Obstructive jaundice is a major source of morbidity in patients with cancers of the hepatic duct confluence. Since the majority have unresectable disease, palliation is a major goal of therapy. This study was undertaken to evaluate the effectiveness of intrahepatic biliary-enteric bypass to either the Segment III duct or the Right sectoral hepatic ducts in patients with unresectable hilar malignancies. Methods: From 12/91 to 10/96, 51 procedures were performed in patients with unresectable hilar cholangiocarcinoma or gallbladder cancer. Data were obtained from a prospective database and retrospective chart review. Patients were divided into 3 groups based on the primary tumor and the type of bypass performed: Group 1: Cholangiocarcinoma/Segment III bypass(N=19); Group 2: Cholangiocarcinoma/Right sectoral hepatic duct bypass(N=14); Group 3: Gallbladder cancer/segment III bypass(N=18).

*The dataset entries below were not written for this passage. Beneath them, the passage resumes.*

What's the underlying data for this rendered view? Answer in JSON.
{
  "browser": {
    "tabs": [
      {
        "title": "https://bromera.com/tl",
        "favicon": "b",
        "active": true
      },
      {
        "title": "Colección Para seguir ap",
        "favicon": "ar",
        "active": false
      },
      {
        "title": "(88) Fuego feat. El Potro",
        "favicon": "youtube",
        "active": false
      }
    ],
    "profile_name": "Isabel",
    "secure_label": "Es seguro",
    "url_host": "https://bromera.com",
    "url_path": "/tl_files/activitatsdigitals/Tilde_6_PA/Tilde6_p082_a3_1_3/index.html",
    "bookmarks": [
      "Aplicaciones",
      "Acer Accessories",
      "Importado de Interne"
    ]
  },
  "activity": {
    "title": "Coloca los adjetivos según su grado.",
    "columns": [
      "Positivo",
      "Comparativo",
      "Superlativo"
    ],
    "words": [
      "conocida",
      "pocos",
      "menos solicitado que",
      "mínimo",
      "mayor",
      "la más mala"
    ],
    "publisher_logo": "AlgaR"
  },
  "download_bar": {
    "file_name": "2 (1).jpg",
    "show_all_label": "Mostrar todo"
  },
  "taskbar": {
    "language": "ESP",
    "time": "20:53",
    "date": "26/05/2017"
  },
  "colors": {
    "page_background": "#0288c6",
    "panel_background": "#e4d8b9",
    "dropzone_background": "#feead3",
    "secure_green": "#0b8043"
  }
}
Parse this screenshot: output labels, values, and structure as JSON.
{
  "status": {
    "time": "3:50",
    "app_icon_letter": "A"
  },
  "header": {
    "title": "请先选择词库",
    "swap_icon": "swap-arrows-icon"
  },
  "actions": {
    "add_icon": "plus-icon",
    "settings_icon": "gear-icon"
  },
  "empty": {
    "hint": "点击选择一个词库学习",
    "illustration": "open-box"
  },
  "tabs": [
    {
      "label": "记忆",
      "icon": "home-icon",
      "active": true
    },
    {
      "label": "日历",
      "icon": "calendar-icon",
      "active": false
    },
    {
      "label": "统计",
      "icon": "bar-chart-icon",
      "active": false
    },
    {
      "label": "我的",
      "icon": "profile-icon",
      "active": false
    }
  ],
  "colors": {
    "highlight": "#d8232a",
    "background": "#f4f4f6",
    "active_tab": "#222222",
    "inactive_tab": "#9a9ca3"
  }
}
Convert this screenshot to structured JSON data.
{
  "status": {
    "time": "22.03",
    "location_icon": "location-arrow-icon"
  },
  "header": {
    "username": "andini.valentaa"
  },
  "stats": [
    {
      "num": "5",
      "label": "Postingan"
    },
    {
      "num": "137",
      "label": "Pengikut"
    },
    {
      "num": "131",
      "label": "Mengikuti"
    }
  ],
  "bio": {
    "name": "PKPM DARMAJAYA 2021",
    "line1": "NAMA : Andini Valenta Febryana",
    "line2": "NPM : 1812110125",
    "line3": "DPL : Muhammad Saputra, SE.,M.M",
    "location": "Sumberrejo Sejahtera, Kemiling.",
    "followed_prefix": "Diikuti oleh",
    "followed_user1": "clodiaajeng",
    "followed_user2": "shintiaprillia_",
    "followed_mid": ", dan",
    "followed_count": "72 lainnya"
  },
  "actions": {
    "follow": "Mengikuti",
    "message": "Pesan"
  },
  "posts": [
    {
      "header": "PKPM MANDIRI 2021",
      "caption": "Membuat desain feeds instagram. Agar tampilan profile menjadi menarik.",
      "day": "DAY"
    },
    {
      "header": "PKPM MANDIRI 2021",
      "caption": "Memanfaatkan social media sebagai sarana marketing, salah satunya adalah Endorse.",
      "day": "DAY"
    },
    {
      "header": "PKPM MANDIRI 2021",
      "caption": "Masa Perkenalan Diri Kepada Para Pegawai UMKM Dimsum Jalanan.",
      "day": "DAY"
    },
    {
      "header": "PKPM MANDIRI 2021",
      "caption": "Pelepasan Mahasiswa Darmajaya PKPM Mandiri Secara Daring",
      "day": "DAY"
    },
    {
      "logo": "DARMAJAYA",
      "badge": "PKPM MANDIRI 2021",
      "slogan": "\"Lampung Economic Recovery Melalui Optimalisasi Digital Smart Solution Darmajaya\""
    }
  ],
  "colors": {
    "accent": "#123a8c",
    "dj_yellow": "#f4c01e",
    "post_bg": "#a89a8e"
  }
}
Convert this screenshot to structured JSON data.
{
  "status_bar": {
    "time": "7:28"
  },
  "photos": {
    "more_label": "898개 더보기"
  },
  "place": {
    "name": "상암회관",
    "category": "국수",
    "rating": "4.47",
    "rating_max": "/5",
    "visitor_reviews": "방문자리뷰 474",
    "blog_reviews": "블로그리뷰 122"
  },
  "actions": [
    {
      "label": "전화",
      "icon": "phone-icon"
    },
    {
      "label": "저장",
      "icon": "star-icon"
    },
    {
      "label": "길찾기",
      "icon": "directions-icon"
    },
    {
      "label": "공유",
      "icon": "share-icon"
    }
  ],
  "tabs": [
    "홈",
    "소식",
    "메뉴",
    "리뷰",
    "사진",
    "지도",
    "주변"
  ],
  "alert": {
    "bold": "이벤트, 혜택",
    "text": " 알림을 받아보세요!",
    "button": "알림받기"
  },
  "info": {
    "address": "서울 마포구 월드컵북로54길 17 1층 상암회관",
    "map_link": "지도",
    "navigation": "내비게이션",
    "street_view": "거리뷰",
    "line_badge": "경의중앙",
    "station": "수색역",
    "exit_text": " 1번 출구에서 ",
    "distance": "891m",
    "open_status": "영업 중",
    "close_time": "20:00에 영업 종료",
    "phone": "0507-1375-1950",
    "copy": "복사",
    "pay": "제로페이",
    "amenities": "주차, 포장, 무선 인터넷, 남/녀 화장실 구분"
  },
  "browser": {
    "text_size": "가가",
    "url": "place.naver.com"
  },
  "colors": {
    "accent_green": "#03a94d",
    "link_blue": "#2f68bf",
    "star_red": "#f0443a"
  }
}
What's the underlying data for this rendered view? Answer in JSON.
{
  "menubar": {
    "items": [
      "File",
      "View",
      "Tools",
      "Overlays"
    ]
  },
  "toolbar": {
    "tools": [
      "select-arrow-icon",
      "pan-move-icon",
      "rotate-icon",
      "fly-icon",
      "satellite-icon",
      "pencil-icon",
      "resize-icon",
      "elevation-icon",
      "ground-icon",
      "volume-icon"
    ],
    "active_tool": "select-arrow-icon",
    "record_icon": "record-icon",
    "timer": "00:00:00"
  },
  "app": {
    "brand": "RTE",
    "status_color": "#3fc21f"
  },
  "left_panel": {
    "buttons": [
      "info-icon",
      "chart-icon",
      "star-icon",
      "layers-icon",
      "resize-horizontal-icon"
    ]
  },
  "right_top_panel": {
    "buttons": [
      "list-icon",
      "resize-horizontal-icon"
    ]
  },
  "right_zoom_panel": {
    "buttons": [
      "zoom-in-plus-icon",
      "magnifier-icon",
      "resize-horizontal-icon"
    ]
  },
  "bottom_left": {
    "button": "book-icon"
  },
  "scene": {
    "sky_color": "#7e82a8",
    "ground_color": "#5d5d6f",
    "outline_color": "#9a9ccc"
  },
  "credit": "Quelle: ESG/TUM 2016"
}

Results: Mean hospital stay (14±2 days) and mean blood loss (628±88 ml) were similar among the 3 groups. Peri-operative death occurred in 6 patients (12%): 0 in Group 1, 3 each in Groups 2 and 3 (p=0.034). Complications in 24 patients (47%) included biliary leak in 12, which significantly prolonged the hospital stay beyond 10 days (p=0.02). Pre-operative biliary drainage, performed in 29 patients prior to referral, adversely affected post-operative morbidity:

                                       Drainage     No Drainage     p
(+) Intra-op Bile Cultures              70%             21%       0.006
Operative Blood Loss                   802±182 ml    462±68 ml    0.04
Intervention for Post-op Biliary Leak   39%             0%        0.0001

All survivors had relief of jaundice and symptoms after bypass. Mean survival in patients with cholangiocarcinoma (Groups 1 and 2) was 64±8 weeks and was unaffected by the type of bypass performed but was significantly shorter in those who had post-operative biliary leak (30±4 vs. 72±9 weeks, p=0.01). By contrast, mean survival in patients with gallbladder cancer (Group 3) was 23±6 weeks; all but 3 died within 32 weeks of surgery. Analysis of long term results was therefore not possible in this group. In patients with cholangiocarcinoma, the one-year bypass patency was 80% in Group 1 (Segment III bypass) and 60% in Group 2 (Right sectoral hepatic duct bypass). There were 9 bypass occlusions requiring re-intervention at a mean of 23±6 weeks - 16% in Group 1, 45% in Group 2, p=0.024. Fourteen (31%) patients required re-admission for biliary sepsis - 28% in Group 1, 55% in Group 2, p=0.034. Conclusions: 1. Intrahepatic biliary-enteric bypass effectively relieves symptoms due to malignant hilar obstruction; 2. In patients with cholangiocarcinoma, Segment III bypass has a superior long term patency and fewer late complications than Right sectoral hepatic duct bypass; 3. Patients with gallbladder cancer, because of their poor survival, are probably better palliated by percutaneous stenting; 4. Pre-operative biliary drainage adds to post-operative morbidity.